Left-leaning liberalism also has become unabashedly, even cloyingly know-it-all and self-righteous, and I am done with that genre as well.

All of this noise and buffoonery comes at a time when everyone, but especially young people, are more distracted than ever and confused about this come-hither type news.

We no longer are drinking from a fire hose of information—it’s a veritable fire hydrant gushing out 24/7 and not just one hydrant but many, too many. We need to be more perceptive and understand when lies are being told, when that bright shiny reality is too good to be true.

And yet, we’re reading less than ever and losing our ability to understand and reason. The world is more complex and the problems are convoluted. At a time when we need to dig deeper and work harder to comprehend, we have less time and even less patience.
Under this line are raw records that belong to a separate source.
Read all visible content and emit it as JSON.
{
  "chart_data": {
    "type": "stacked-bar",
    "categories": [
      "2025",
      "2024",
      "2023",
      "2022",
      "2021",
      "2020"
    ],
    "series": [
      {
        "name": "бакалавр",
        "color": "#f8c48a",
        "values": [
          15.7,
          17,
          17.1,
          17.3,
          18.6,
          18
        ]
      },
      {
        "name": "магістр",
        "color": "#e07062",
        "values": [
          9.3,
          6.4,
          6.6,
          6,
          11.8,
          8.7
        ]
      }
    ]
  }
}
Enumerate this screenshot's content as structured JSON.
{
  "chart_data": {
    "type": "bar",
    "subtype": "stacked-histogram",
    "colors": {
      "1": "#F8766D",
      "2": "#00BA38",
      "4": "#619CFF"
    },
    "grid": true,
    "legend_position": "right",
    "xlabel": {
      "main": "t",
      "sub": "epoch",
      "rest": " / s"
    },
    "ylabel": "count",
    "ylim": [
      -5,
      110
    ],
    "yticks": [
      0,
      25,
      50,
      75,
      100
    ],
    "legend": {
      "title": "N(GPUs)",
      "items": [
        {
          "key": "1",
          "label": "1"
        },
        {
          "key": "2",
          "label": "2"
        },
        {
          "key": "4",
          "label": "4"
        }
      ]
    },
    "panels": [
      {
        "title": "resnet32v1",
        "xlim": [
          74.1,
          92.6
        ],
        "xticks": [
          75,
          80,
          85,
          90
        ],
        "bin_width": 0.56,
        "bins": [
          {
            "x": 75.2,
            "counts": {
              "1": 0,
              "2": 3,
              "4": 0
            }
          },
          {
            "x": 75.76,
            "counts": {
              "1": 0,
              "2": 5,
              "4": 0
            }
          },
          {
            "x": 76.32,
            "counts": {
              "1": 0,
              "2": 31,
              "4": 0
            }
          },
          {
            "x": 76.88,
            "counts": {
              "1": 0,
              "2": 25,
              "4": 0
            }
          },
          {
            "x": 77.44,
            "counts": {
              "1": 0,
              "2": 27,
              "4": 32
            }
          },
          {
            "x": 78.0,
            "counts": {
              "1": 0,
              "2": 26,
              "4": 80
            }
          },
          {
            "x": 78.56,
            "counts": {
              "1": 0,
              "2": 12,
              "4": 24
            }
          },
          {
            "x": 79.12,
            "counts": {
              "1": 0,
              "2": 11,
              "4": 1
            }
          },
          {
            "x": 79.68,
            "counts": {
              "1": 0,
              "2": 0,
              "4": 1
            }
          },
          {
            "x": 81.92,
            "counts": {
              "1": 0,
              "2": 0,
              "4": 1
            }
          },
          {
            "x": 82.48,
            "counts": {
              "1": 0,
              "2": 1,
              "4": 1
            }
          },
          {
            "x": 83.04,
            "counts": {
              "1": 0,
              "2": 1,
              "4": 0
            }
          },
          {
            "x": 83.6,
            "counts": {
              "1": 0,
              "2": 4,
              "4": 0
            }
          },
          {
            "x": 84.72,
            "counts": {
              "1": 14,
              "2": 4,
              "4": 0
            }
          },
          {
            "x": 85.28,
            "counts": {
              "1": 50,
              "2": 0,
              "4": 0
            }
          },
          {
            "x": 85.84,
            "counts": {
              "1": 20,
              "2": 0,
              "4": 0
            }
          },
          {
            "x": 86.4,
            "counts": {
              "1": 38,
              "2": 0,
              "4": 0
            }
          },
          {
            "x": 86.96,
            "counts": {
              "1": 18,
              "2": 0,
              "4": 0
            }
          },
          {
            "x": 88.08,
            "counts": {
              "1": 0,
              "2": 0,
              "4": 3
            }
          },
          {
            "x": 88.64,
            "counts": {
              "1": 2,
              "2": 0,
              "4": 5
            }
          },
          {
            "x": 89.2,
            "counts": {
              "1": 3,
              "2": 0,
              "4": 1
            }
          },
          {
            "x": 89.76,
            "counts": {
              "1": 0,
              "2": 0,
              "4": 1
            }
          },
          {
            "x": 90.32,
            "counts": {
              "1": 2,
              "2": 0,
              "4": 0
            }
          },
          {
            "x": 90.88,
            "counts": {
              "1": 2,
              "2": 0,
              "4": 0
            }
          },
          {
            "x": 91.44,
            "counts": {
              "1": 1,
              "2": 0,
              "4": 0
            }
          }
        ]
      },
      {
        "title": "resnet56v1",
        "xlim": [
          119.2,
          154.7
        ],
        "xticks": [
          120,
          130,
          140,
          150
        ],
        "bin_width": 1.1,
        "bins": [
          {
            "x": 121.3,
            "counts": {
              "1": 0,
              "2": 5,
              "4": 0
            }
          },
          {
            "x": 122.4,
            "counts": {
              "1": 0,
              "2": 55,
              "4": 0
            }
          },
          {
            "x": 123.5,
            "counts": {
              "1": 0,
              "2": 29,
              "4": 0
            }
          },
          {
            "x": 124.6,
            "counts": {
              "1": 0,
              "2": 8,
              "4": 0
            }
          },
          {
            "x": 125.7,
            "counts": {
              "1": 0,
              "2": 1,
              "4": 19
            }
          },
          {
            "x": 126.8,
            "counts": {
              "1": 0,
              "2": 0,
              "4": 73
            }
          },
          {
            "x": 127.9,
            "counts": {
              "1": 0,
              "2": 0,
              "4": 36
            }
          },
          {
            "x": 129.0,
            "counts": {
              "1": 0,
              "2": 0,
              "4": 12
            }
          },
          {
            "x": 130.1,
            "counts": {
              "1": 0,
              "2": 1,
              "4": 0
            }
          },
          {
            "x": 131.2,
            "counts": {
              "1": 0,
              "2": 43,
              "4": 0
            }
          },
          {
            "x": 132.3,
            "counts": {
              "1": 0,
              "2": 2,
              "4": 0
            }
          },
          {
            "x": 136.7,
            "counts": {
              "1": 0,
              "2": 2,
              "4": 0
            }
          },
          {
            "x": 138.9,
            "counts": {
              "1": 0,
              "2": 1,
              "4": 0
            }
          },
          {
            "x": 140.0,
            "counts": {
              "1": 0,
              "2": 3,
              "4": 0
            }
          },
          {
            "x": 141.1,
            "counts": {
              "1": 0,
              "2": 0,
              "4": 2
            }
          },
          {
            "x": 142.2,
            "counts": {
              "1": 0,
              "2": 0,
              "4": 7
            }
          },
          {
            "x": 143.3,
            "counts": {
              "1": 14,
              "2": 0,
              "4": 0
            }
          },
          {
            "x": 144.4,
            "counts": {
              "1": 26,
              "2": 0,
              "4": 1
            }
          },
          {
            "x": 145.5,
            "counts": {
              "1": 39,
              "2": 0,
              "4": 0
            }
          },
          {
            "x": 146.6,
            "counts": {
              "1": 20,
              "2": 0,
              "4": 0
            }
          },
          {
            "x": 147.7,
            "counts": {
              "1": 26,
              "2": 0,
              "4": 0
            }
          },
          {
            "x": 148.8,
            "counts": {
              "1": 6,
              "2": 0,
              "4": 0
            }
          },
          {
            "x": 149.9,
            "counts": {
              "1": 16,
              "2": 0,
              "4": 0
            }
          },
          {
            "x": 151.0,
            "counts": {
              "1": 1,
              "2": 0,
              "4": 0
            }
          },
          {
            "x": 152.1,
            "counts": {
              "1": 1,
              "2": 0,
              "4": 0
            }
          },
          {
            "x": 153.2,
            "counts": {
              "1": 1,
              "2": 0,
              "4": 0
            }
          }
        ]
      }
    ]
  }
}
We need to tell children to get off their Snapchat channels and Twitter feeds and pay attention to the real news happening around them. We need to encourage them to read great literature and sharpen their powers of observation and analysis.

We all need to stand up, think, and fight back against untruths and injustice. What’s even more frightening than a government that would willfully tell lies is a population that is all too willing to take them at face value.